7. Include a github link (or similar) to the code written as part of the project.
Notes
• Deep learning. If you decide to work on a deep learning project, please make sure that you use other material you learned in the class as well. For example, you might set up logistic regression or SVM as a baseline for evaluation. Also, be aware that training deep learning models can be very time consuming (don’t underestimate this!) and make sure you have the necessary computing resources.
• Using methods not covered in class. It’s ok to use ML methods not covered in the class but you must take care to properly demonstrate in your report that you really do know how the methods work – it’s far too easy to just use tools in a black box way but that’s really poor practice and is a good way to haemorrhage marks.
• Pre-prepared datasets. While we don’t want you to have to spend much time collecting raw data, the process of inspecting and visualizing the data, trying out different types of pre-processing, and doing error analysis is an important part of machine learning. We therefore ask that you do not use pre-prepared datasets (e.g. from Kaggle, the UCI machine learning repository, etc.).
• “Official” datasets. Government and statistical office datasets are often heavily preprocessed and quite “clean”. If you use such a dataset you will have to spend less time on data cleaning/prep etc but you are expected to spend a corresponding greater amount of time on modelling, feature engineering, performance evaluation etc. If using such datasets it’s often a good idea to augment the data with data from other sources e.g. scraped from the web.
• Replicating results. Replicating the results in a paper or online post can be a good way to learn. However, instead of just replicating previous work also try using the technique on another application or do some analysis of how each component of the model contributes to final performance.

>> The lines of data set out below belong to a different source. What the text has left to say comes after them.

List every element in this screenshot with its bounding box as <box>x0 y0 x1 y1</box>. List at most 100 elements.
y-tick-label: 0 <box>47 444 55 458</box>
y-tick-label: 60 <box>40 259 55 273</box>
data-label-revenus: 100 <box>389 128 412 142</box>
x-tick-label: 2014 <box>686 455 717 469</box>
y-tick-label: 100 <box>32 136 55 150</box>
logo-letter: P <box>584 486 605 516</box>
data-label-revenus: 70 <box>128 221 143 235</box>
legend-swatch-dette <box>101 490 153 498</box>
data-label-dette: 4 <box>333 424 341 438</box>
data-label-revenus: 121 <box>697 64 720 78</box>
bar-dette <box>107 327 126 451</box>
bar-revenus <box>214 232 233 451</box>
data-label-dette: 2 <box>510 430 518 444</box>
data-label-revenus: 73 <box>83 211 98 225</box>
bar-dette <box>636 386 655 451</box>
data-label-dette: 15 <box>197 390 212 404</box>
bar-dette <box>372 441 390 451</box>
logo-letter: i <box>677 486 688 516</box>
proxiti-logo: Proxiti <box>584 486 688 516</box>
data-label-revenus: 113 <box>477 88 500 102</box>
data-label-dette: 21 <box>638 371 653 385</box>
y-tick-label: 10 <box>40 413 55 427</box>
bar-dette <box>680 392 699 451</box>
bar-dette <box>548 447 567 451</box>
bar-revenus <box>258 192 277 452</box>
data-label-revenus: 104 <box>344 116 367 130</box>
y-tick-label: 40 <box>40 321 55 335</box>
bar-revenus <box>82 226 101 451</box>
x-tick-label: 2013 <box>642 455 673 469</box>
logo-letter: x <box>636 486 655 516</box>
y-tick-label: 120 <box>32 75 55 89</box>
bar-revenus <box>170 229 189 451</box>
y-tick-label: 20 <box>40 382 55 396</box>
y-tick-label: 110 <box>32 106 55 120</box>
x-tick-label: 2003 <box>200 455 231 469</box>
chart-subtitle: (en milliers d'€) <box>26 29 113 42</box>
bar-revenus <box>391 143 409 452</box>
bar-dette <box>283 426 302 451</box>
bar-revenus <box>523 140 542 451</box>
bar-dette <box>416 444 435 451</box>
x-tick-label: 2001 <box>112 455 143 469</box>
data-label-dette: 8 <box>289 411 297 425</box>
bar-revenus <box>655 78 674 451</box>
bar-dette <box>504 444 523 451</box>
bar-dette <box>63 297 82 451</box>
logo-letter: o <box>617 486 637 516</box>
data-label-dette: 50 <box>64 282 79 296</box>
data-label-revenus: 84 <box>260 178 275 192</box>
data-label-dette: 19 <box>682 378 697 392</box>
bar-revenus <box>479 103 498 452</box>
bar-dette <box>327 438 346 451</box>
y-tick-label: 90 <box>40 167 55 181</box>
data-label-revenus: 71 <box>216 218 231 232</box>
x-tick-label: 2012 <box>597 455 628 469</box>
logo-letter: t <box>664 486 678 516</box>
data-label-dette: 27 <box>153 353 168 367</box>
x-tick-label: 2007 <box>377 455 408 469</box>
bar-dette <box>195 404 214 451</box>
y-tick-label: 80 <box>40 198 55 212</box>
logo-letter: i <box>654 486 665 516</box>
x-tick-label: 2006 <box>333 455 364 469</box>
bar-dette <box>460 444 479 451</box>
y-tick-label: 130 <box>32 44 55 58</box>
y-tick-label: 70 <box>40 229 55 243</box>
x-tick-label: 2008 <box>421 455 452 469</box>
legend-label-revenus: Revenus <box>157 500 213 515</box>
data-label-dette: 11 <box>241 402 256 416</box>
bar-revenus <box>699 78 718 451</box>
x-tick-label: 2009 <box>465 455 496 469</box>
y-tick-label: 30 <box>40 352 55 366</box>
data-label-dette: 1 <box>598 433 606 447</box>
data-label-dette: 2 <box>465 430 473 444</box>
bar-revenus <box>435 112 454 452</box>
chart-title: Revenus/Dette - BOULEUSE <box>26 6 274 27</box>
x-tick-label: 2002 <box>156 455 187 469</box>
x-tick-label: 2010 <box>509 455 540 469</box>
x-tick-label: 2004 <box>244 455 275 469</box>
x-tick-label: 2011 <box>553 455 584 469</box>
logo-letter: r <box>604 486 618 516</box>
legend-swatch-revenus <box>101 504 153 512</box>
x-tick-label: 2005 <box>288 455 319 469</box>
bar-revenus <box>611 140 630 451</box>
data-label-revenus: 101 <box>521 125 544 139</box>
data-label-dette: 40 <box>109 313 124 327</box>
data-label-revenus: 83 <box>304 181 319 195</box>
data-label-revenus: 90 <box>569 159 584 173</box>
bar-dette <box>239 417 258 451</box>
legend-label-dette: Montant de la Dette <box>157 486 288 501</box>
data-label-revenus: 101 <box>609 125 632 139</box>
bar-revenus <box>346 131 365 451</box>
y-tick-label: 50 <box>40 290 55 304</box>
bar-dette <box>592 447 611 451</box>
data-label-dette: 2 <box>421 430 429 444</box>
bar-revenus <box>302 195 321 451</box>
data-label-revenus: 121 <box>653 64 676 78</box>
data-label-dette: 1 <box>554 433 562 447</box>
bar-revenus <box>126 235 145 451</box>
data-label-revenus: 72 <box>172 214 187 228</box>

• Team working. The project involves a team because working with raw data often involves a decent amount of effort to gather and clean up the data. A team allows this work to be shared and so leave enough time to focus on the more interesting stuff e.g. results and discussion. However, we understand that problems can arise when working in a team. With that in mind:
– Do keep a record of the work carried out by the individual team members. You’ll need to detail this in the final report and it will help if any problems arise.
– If team related problems do occur during the course of the project, do contact us as early as possible. We can, for example, re-organise teams or take other steps but those are often best done relatively early during the course of the project.
– Every team member should make a significant contribution to the machine learning aspects of the report e.g. just doing the report writing or just collecting the data is not enough and will lose you marks.